所以后来一听老方说警察两个字眼的时候网吧里头但凡能听到的都会往门边儿瞧上一眼。
缩脖子,挪桌椅,往下蹲,猥琐回头望,是个长久养成的网吧老手的连招。
那天,大伙儿几个刚挪动着快要粘在椅子上的屁股,恋恋不舍的出了网吧门口。蒙蒙亮的黎明,天空刚有那么丁点白昼色彩。一行五人晃荡着,听着学校里传来的悠远而活泼的《明天会更好》。
轻轻敲醒沉睡的心灵
慢慢张开你的眼睛
看看忙碌的世界
是否依然
孤独地转个不停
春风不解风情
吹动少年的心...
迎着黎明的冷意,一行人奔跑啊、旋转、跳跃在充满青春气息的柏油路上。
可就在尽情旋转的那一回头,像是转出了幻觉,眼里隐隐约约转出了班主任的身影。
“完犊子了。”老方从容的扭过身,吸了最后一口烟,缓缓说道。
那天,哥几个永远也忘不了班主任拎着两棵大白菜和猪肉,眯着眼在大马路对面朝他们乐。一行五人,心拔凉拔凉,咧了个最僵硬的笑脸回他。
那天小胖哭了,在宿舍偷偷的哽咽。他觉得他的高中还没开始,就结束了。因为班主任当着全班同学的面严肃批评了这帮人的重大错误,最终结尾点题,小胖子穿个开裆裤去网吧包夜的不雅行径也是不可取的。
小胖子再也不去包夜了,他说他迷上了小说里的江湖纷争,但是阿飞觉得是美女佳人的可能性居多。因为他后来的笑容慢慢多了几分猥琐。平常睡觉,小胖子的体香与雷声杂糅着乖张不羁。于是阿飞不得不背对着他。但是后来有一次,约莫凌晨1点的时候,阿飞的胳膊压着发麻,而且也难得没听到小胖子的呼噜声,就迷迷瞪瞪的翻了个身,没成想一睁眼,一张极其硕大猥琐的大脸盘子,冲他猥琐的笑。
吓得阿飞直溜溜的坐起来,卧槽一句。
“你大晚上干啥玩意儿呢。”
“看小说啊,”小胖反倒一脸问号,像是在对阿飞把他从他的江湖纷争中拽出来,表示疑惑。
“你看小说,你笑成那样?大脸盘子都要怼我嘴上了。”
“床有点小嘛,没事没事,你继续睡。”他及其腼腆的摆摆手,把大屁股蹲往身后睡的脸上怒怼了几下。给阿飞腾出来点位置。
阿飞看了看他屁股上的大明的脸,他还昏睡着,
暗暗把刚想好的掉头睡的想法给掐灭了。

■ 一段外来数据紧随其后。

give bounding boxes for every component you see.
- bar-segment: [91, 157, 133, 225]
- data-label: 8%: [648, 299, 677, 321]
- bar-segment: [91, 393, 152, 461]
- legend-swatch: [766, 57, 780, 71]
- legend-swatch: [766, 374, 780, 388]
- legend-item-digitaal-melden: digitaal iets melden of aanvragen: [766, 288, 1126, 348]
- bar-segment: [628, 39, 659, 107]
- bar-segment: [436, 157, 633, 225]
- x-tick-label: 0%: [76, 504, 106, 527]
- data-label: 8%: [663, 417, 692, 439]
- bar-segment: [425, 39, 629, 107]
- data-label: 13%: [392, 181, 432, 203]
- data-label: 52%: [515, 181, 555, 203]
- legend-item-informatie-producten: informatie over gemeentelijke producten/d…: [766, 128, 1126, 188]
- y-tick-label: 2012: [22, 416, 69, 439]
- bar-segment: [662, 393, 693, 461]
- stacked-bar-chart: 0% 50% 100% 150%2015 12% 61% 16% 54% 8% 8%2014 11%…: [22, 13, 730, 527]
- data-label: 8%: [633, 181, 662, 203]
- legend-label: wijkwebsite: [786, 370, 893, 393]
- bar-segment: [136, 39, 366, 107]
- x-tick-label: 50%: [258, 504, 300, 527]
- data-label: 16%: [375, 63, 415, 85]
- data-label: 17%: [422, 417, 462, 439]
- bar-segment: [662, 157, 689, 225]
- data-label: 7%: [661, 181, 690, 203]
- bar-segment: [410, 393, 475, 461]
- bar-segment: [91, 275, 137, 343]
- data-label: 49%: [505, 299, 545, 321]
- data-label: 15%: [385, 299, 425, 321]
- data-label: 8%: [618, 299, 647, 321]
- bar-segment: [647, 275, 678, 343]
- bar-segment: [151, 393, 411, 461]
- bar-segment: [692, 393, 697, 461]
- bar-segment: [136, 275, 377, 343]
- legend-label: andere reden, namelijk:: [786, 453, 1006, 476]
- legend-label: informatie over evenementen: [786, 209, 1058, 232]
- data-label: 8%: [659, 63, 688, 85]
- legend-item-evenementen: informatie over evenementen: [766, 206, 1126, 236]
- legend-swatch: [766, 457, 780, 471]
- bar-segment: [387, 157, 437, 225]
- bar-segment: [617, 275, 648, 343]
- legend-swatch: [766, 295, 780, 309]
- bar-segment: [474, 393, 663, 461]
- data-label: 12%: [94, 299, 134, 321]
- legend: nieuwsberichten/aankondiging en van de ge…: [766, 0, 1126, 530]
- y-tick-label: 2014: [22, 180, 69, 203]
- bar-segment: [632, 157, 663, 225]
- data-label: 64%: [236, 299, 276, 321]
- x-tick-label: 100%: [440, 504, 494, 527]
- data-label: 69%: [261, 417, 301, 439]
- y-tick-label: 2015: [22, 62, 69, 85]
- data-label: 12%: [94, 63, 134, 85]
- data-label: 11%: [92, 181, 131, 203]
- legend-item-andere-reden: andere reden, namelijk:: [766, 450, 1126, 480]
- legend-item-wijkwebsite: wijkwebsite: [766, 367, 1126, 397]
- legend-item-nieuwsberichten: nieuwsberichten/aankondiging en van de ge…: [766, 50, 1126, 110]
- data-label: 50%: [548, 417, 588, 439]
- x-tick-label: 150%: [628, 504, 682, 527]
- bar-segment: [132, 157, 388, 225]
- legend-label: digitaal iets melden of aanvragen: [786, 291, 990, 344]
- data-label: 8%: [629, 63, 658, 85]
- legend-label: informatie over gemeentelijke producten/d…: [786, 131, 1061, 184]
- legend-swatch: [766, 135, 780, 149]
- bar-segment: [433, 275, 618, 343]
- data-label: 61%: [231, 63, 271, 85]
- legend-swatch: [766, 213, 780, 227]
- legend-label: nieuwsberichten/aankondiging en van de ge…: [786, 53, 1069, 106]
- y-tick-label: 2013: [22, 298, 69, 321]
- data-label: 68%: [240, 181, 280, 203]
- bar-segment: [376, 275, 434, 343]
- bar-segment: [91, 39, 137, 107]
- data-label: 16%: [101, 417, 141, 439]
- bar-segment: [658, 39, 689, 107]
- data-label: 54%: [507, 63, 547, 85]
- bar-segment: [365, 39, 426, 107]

只能委屈委屈子明的脸了。
后来去包夜的路上依旧状况百出。
甚至于三更半夜从网吧出来,在大马路上给人大货车装大米。
那天晚上哥几个是正玩着游戏呢,听楼下的哥们在那喊,
“赶紧走,赶紧下来”
大伙儿闻声变色,立马摘下耳机,从网吧二楼冲下来,直奔后门,一路狂窜。阿飞窜的时候隐约看到网吧大娘一个人艰难而吃力的顶着前门,向他们摆手,脸庞上那股凄凉。像是在说,同志们,你们先走,别管我,新中国万岁。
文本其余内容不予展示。